A couple of days ago, someone who currently has individual insurance could either sign up for insurance on an Obamacare exchange or pay a penalty. Now, these people can keep their current insurance and they will not have to pay a tax penalty. In other words, their outside option to the exchanges just got better.
But what about the inside option? First, the policies traded on exchanges are regulated. They have a cap on the maximum amount consumers can be charged per year. They cover pre-existing conditions etc. They are higher quality than the contracts traded outside the exchange. Second, the plans on the exchange are subsidized based on income. These two factors can imply the inside option is better than even the new outside option.

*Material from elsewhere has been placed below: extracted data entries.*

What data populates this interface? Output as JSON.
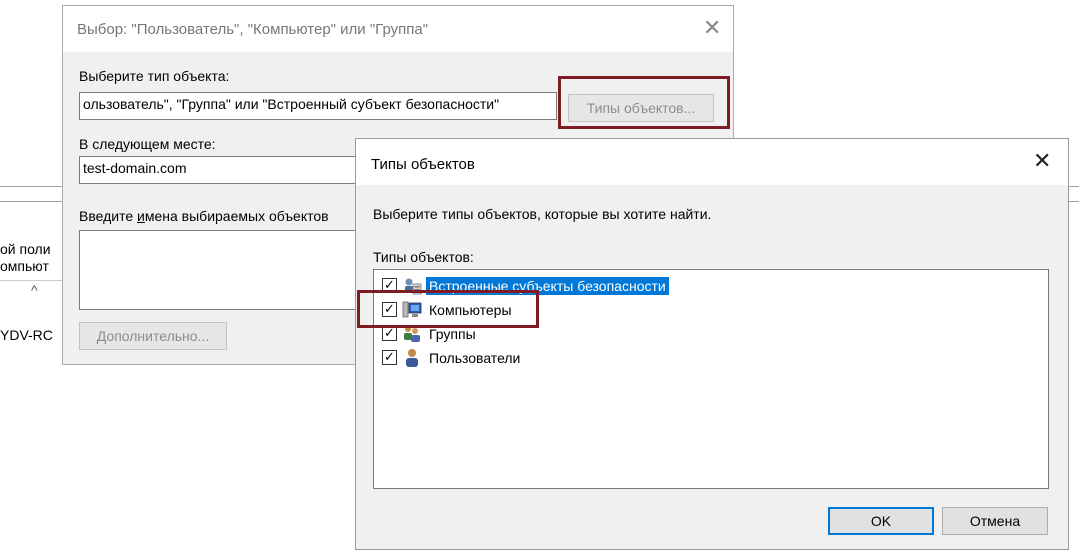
{
  "background": {
    "left_texts": [
      "ой поли",
      "омпьют"
    ],
    "caret": "^",
    "server_text": "YDV-RC"
  },
  "select_dialog": {
    "title": "Выбор: \"Пользователь\", \"Компьютер\" или \"Группа\"",
    "object_type_label": "Выберите тип объекта:",
    "object_type_value": "ользователь\", \"Группа\" или \"Встроенный субъект безопасности\"",
    "object_types_button": "Типы объектов...",
    "location_label": "В следующем месте:",
    "location_value": "test-domain.com",
    "names_label": "Введите имена выбираемых объектов",
    "advanced_button": "Дополнительно..."
  },
  "types_dialog": {
    "title": "Типы объектов",
    "description": "Выберите типы объектов, которые вы хотите найти.",
    "list_label": "Типы объектов:",
    "items": [
      {
        "label": "Встроенные субъекты безопасности",
        "checked": true,
        "selected": true,
        "icon": "security-principal-icon"
      },
      {
        "label": "Компьютеры",
        "checked": true,
        "selected": false,
        "icon": "computer-icon"
      },
      {
        "label": "Группы",
        "checked": true,
        "selected": false,
        "icon": "group-icon"
      },
      {
        "label": "Пользователи",
        "checked": true,
        "selected": false,
        "icon": "user-icon"
      }
    ],
    "ok_button": "OK",
    "cancel_button": "Отмена"
  },
  "colors": {
    "highlight_frame": "#7e1b24",
    "selection": "#0078d7",
    "dialog_bg": "#f0f0f0"
  }
}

There are two countervailing effects. First, given the disfunctionality of healthcare.gov, it is impossible to calculate the inside option! Second, there could be a selection effect that makes the prices increase on the exchanges and leads to a “death spiral”. Specifically, if the people who currently have individual insurance are healthy and stay out of the exchanges, and there are a large number of them, prices could skyrocket in the exchanges. Then, paying the tax penalty makes more sense and the exchanges collapse.
Surely resolving the first countervailing effect is only a matter of time. This debacle should have been avoided but it is possible to fix. The second effect is potentially more problematic. It should be possible to estimate the size of the death spiral with enough data. Jon Gruber should be able to do it. I don’t have the data and can only offer an anecdote. On my way to the airport, my cab driver and I started discussing Obamacare. He and his two kids are on his wife’s individual insurance which costs them $1600/month and has huge deductibles. He was looking forward to getting Obamacare. He did not know about the subsidies. When I told him he got very excited. I used by smartphone to access the Kaiser Family Foundation subsidy calculator to guess what his family would have to pay for a silver plan. It was well below their current payments because they got a big subsidy. But how many people like him are there? How many people are buying plans in the individual marketplace in the first place? Someone should work this out.